Run the API with **uv** (or your preferred tool):

```bash
git clone <repository-url> doc-Audi-ai
cd doc-Audi-ai
cp .env.example .env
uv sync
ollama pull llama3.1:8b
ollama pull nomic-embed-text
uv run uvicorn api.main:app --host 0.0.0.0 --port 8000 --reload

uv run uvicorn api.main:app --host 0.0.0.0 --port 8000 --reload --reload-dir api --reload-dir storage
```

Optional UI:

```bash
uv run streamlit run streamlit_app.py --server.port 8501 --server.address 0.0.0.0
```

## API overview

| Method | Path | Description |
|--------|------|-------------|
| GET | `/health` | Liveness; returns configured app name and version |
| POST | `/ingest/upload` | Multipart **`files`** (one or more); queues background ingest job |
| POST | `/ingest/url` | JSON **`urls`** array (1–100); download and queue ingest |
| GET | `/ingest/collections` | Lists collections with **`document_count`** and optional **`created_at`** |
| DELETE | `/ingest/collection/{collection_name}` | Drops a collection; returns **`documents_removed`** |
| GET | `/jobs` | Lists jobs with **`total`** count |
| GET | `/jobs/{job_id}` | Job status with **`progress_percent`**, file counters, timestamps, **`errors`** |
| POST | `/query/ask` | Grounded answer; request includes **`top_k`**, **`user_id`** |
| POST | `/query/summarise` | Collection summary; distinct response shape (`summary`, `document_count`, …) |
| POST | `/query` | Legacy alias of **`/query/ask`** |
| GET | `/audit/logs` | Filterable audit index (`user_id`, `from_date`, `to_date`, pagination) |
| GET | `/audit/logs/{query_id}` | Full stored answer and citations for one query |

Interactive docs: `http://localhost:8000/docs`.

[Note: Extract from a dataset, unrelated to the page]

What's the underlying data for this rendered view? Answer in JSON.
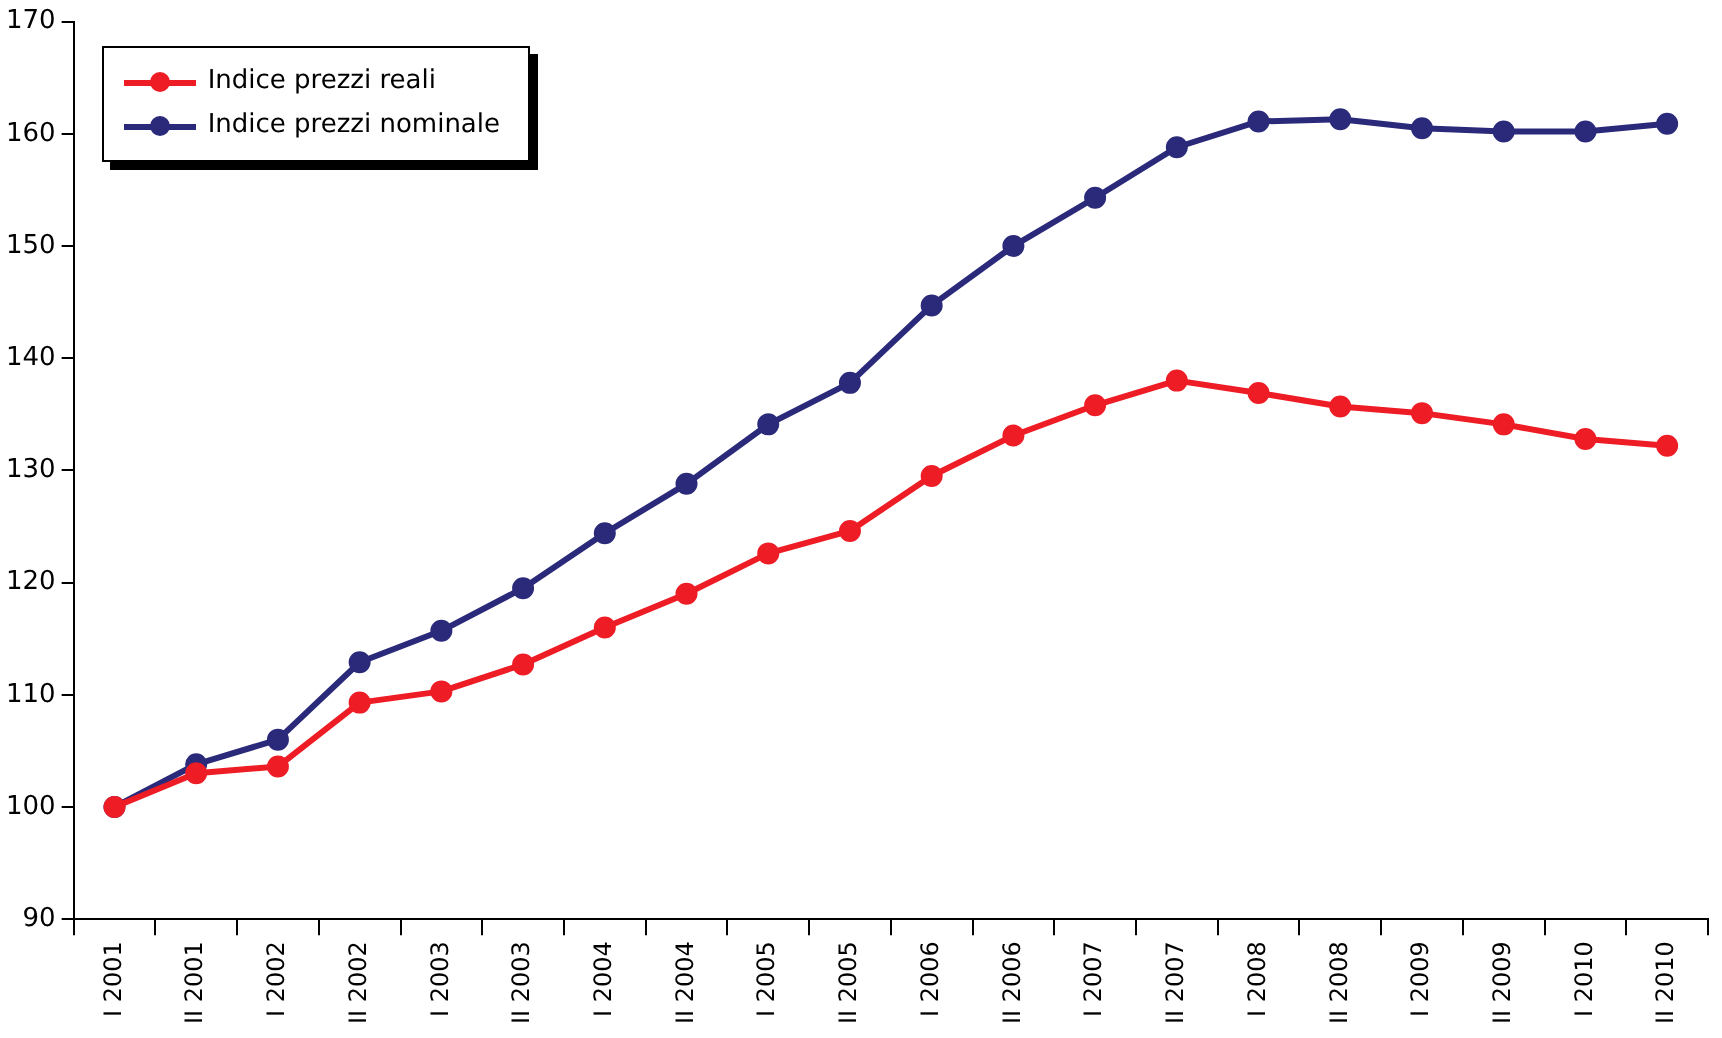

## Sample request and response (`POST /query/ask`)

Request:

```json
{
  "question": "What were the key risk factors identified in the Q3 2023 financial report?",
  "collection_name": "default",
  "top_k": 5,
  "user_id": "analyst_001"
}
```

Response (shape; values depend on your documents and model):

```json
{
  "query_id": "uuid-string",
  "question": "What were the key risk factors identified in the Q3 2023 financial report?",
  "answer": "… grounded text with citations …",
  "sources": [
    {
      "document_name": "q3_financial_report.pdf",
      "page_number": 12,
      "chunk_text": "Key risk factors include …",
      "relevance_score": 0.91
    }
  ],
  "model_used": "llama3.1:8b",
  "tokens_used": 0,
  "response_time_ms": 1820,
  "timestamp": "2026-05-03T12:00:00Z"
}
```

## Design decisions

- **Source citations** — High-stakes review requires every substantive claim to be tied to **document name** and **page** (where available), not a free-floating model monologue.
- **Auditability** — Each ask/summarise persists **query id**, **user id**, timing, model id, token usage (when the provider exposes it), and serialized sources so regulators or counsel can reconstruct what the system returned.

## Scale note

Architecture is designed for **high-volume document ingestion** via **async background jobs** (FastAPI `BackgroundTasks`), persistent Chroma collections, and a stateless API tier that can be replicated once you add a shared vector store and job queue.

## Tests

Automated API tests use **pytest** with isolated temp databases; they do **not** require a running server or Ollama.

```bash
uv sync
uv run pytest tests/ -q
```

Full guide (commands, coverage by file, mocks vs manual smoke tests, troubleshooting): **[docs/TESTING.md](docs/TESTING.md)**.

## Configuration

See **`.env.example`**. Common variables include `LLM_PROVIDER`, Ollama/OpenAI/Anthropic keys and models, `CHROMA_PERSIST_DIRECTORY`, `AUDIT_DB_PATH`, `JOBS_DB_PATH`, and upload limits (`MAX_FILE_SIZE_MB`; **`MAX_UPLOAD_SIZE_MB`** is accepted as an alias via settings normalization).